MDMA Use on College Campuses

By Kristin A Baryn

SC Contributing Writer

College provides most young adults with their first taste of freedom and responsibility, but it also supplies a haven for experimentation with sex, drugs, and alcohol.

Although experimentation is normal, it sometimes has serious consequences.

For example, this semester, several East Stroudsburg University students overdosed on a new synthetic drug called Molly, or MDMA, which is the main chemical in ecstasy and a Schedule I controlled substance with no medicinal purpose.

The drug can be cut with anything like ketamine (horse tranquillizers), ephedrine, or cocaine.

ESU is not the only university where students are overdosing on this party drug—the number of visits to U.S. emergency rooms involving MDMA has jumped 123 percent since 2004, according to data compiled by the Drug Abuse Warning Network.

With such a high risk of overdose, what attracts people to Molly and what are the effects of taking the drug?

To the young partygoer, Molly has many alluring qualities such as increased energy, euphoria, emotional warmth and empathy, distortions in sensory perception and time—like falling down the rabbit hole into Wonderland.

Imagine getting caught in a rainstorm and being able to feel every individual drop of water caress your body like a highly paid masseuse.

However, perhaps the most seductive aspect of using Molly is the intensified orgasms and the prospective hours of sexual pleasure.

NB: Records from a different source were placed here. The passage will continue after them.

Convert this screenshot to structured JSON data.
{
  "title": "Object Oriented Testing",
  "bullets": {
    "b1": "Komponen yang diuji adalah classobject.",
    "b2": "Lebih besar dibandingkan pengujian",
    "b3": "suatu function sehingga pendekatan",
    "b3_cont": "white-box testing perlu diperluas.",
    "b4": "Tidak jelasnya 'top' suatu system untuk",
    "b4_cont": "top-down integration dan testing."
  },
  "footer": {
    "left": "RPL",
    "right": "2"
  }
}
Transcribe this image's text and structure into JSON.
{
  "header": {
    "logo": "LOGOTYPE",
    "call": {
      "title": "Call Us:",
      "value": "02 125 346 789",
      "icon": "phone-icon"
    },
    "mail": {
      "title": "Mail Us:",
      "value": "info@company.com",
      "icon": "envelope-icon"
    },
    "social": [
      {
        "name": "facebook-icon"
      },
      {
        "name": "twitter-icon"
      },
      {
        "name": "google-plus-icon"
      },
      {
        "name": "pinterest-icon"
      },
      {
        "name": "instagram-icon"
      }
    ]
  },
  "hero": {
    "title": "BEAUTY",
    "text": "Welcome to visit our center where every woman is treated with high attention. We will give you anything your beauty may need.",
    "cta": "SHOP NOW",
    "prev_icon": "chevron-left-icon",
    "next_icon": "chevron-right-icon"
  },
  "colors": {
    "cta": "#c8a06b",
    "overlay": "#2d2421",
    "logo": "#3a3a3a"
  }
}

While the drug makes users feel good, it will also cause dehydration, a quickened heartbeat, and dilated pupils.

Molly has become a highly publicized drug, promoted across different genres of music.

Society cannot place full blame on rappers and electronic music, when pop stars like Miley Cyrusa glorifies it in her hit song, “We Can’t Stop” with lyrics such as “We like to party/Hanging with Molly.” It is difficult to combat peer pressure when public role models endorse drinking and doing drugs.

It is important to recognize the warning signs of Molly use and abuse in order to combat this growing epidemic before more students wind up at the Pocono Medical Center for an overdose. High doses of the drug can cause hallucinations, confusion, anxiety, depression, paranoia, and sleep issues.

Look for emerging behavioral issues, slipping grades, new friends replacing old ones, and severe mood swings.

Visible signs include jaw clenching, sweating, muscle tension, and tremors. Some users will lose their appetites, suffer from nausea, blurred vision, faintness, and chills.

Coming down, people can get so low that they may stay in bed for prolonged lengths of time.

An overdose may occur anytime someone takes drugs, but recognizing the signs of a Molly overdose can save a life. During an overdose, the victim can suffer from headaches, tremors, vomiting, collapsing, fainting, loss of control of movement, foaming at the mouth, racing heart or pulse, and difficulty urinating. Death may occur as a result of heart attack or seizures.

When new drugs hit the streets, it is crucial to understand what draws people to it along with the consequences of its use. People would not drink Drano because they know if they ingest enough, they will die.

The same goes for any hazardous chemical, so why put something in your body without knowing what the drug will do to it?

Just because something makes you feel good, does not make it good for you. Remember to ask yourself before engaging in any risky behaviors, “Is a few hours of fun worth dying for?”